Apparently English proficiency was a provision to the ill-fated immigration reform bill that was put together by a bi-partisan group last year. In my opinion, that would be a good thing. US born kids have to go to school (or be home-schooled) and therefore have to possess at least a minimum of English proficiency by the time they turn 18 (I will readily admit that in some cases it is really minimum.) I see little reason for not asking the same from immigrants.
I meant: "a condition for becoming a permanent resident or a citizen (by naturalization) is that you speak the language". That is part of the regulations that used to be applied by the INS. I suppose the courts probably can decide to make you a citizen without the involvement of the INS, but that is not to my point. The majority of immigrants have to go through the INS.
Thank you for catching this. The rest of your post is informative (thank you, I did not know:), but only tangentially to my point.
It is only one of the differences naturalized Americans have compared to naturally born Americans.
Therefore I do not understand why those who want to become citizen (or green card holders) simply do not just do that and we let them. I actually know a lot of people who have a green card yet would fail the test I had to go through 20 years ago. I also do not agree that the government should spend taxpayer's money to develop government paperwork (intended for citizens and permanent residents) in languages other than English. Just like you have no expectation of privacy when you use electronic means to communicate, you should have no expectation that the government will develop tools and procedures in languages other than English when these tools are intended for residents and citizen.

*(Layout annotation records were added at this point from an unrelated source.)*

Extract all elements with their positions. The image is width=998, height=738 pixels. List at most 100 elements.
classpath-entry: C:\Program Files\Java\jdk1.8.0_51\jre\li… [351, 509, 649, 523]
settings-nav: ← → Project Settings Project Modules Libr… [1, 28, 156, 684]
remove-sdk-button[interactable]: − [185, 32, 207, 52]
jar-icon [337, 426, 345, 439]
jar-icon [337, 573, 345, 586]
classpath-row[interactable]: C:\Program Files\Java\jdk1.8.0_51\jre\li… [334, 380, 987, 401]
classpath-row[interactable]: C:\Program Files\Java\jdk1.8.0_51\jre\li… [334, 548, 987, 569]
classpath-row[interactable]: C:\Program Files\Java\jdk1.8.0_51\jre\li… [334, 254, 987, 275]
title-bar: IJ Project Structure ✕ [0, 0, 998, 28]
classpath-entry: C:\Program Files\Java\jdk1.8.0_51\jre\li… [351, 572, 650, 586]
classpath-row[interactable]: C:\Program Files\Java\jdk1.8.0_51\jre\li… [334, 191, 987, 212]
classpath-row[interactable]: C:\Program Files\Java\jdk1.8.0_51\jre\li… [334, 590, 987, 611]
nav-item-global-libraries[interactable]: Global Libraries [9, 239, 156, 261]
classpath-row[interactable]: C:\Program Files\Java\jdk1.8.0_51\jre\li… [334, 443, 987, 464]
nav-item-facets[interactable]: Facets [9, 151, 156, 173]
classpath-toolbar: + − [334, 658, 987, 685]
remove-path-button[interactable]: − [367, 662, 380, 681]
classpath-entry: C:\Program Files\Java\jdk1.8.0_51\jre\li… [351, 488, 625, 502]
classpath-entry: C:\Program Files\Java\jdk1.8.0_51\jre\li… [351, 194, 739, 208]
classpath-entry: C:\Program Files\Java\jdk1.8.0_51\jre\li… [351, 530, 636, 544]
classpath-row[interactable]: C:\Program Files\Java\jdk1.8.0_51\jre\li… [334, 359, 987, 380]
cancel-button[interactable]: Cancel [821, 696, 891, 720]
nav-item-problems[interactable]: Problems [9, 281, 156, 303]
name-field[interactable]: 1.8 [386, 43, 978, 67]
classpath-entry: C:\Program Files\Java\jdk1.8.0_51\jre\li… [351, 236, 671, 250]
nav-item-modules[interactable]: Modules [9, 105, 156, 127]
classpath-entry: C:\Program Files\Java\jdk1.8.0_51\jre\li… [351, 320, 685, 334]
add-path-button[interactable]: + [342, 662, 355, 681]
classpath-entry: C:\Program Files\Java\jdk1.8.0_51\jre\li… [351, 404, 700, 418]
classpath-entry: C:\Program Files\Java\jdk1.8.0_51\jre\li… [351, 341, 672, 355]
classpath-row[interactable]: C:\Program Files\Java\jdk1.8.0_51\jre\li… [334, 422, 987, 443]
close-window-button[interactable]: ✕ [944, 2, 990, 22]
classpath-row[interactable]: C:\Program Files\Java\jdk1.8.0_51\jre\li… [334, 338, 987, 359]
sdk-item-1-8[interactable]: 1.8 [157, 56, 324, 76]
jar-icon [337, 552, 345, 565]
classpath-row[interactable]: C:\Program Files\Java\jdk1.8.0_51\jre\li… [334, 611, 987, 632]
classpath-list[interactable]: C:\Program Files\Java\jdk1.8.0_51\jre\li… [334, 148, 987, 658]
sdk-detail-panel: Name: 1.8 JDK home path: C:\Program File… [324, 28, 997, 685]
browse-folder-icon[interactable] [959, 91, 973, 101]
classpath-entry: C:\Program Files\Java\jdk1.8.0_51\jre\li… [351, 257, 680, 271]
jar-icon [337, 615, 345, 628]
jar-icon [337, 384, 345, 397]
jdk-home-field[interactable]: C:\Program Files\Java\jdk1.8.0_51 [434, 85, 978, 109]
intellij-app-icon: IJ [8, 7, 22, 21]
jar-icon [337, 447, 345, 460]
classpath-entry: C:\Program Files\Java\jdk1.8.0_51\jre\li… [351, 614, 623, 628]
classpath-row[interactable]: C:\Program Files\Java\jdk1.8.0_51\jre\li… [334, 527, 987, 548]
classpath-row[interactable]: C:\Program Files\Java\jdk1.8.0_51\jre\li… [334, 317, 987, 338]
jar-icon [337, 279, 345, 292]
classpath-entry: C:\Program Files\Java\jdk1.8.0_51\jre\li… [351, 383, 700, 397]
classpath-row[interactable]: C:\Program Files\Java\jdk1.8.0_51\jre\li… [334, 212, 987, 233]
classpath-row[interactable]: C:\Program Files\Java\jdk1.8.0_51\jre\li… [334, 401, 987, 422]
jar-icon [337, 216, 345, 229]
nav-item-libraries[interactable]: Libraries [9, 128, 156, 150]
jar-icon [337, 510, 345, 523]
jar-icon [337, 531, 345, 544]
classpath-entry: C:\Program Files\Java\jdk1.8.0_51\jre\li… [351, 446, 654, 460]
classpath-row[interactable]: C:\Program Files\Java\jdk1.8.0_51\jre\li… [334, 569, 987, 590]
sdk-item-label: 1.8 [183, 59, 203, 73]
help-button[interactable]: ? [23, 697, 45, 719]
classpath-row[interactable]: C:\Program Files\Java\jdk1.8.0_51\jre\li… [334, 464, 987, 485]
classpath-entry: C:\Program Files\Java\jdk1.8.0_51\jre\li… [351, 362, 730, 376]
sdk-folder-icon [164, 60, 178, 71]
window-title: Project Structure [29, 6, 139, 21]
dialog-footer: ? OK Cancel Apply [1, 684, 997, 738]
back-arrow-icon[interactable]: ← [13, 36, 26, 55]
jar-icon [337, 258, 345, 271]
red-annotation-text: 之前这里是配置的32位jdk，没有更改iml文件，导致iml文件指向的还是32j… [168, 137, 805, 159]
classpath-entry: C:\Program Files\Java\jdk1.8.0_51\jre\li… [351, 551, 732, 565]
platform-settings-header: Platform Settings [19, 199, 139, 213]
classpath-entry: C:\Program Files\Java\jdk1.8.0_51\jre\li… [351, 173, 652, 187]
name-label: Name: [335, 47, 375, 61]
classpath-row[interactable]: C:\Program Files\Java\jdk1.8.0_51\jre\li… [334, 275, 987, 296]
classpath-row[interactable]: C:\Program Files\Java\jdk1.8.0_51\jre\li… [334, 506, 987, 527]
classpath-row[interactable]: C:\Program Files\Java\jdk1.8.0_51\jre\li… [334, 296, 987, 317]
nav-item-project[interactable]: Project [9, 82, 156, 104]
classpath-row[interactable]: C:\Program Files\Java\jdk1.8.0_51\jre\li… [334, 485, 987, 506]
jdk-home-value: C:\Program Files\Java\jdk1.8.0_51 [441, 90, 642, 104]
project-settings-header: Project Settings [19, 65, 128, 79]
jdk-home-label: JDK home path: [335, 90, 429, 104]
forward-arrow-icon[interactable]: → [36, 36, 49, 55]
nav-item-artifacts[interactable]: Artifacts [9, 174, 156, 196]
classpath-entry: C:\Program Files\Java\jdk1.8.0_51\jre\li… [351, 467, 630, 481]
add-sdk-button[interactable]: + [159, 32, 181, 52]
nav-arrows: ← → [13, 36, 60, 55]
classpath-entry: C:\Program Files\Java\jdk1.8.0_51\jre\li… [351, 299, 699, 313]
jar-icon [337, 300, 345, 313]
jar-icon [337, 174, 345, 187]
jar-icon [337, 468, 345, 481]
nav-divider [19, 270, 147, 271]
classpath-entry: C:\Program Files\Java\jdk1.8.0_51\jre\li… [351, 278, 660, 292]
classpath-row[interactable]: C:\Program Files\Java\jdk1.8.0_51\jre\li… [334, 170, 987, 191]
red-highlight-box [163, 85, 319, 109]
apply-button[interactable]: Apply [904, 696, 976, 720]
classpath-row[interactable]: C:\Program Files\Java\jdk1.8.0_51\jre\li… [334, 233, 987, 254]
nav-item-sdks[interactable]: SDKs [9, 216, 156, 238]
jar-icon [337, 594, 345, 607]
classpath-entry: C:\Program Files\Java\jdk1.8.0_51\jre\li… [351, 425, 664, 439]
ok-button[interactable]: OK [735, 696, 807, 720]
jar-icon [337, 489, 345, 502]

If the laws on the books had been reasonably enforced, and if a majority of immigrants had shown a minimum amount of respect for the country that gave them a place to live, we would not have gotten in a situation where 50%+ of the population in an area *only* speaks a language other than English in the first place. Again, I have no beef with people speaking a language other than English, even conducting business in it, I have a problem when I find myself in an area of the USA where *nobody* (or a small fraction) speaks English and I cannot conduct business (or ask for directions) in English. I realize I start to sound like a Republican and that makes me uncomfortable...
I am an immigrant myself, but I would not have considered coming to the USA (or any other country) without having first a basic proficiency in English (or the local language) and improving it once here. I certainly would not have expected (or demanded) that the government generates instructions and forms in any language other than English, or provide a translator. I made it a point to be proficient in English and I would not have come if I had not been able to achieve that. I observe that for those who may not know English before coming here, the local college provides very inexpensive classes for "English as a Second Language" and that many people do take advantage of those, so even if you end up in the US under duress and do not speak English, there is no reason for not learning English once you are here.
I deplore that obviously many do not have such standards or do not take advantage of these classes, but I am not sure we can fix it at this point.
The issue with the banks or hospitals is different since no taxpayer money is involved. The issue is not that they cater to their foreign customers, what bothers me is that they do not even say "for Spanish, press 9" in English. How hard can it be for a Spanish speaking customer of a US bank to recognize the sound of "for Spanish, press 9"? This one is more of a gripe than anything, but it is the most apparent and one that I find offensive because of the pervasiveness of it where I live (north-west Florida, even though the Spanish fraction of the local population is much smaller here than in the rest of the state). I understand in other parts of the country it may be different. That is a personal thing I suppose.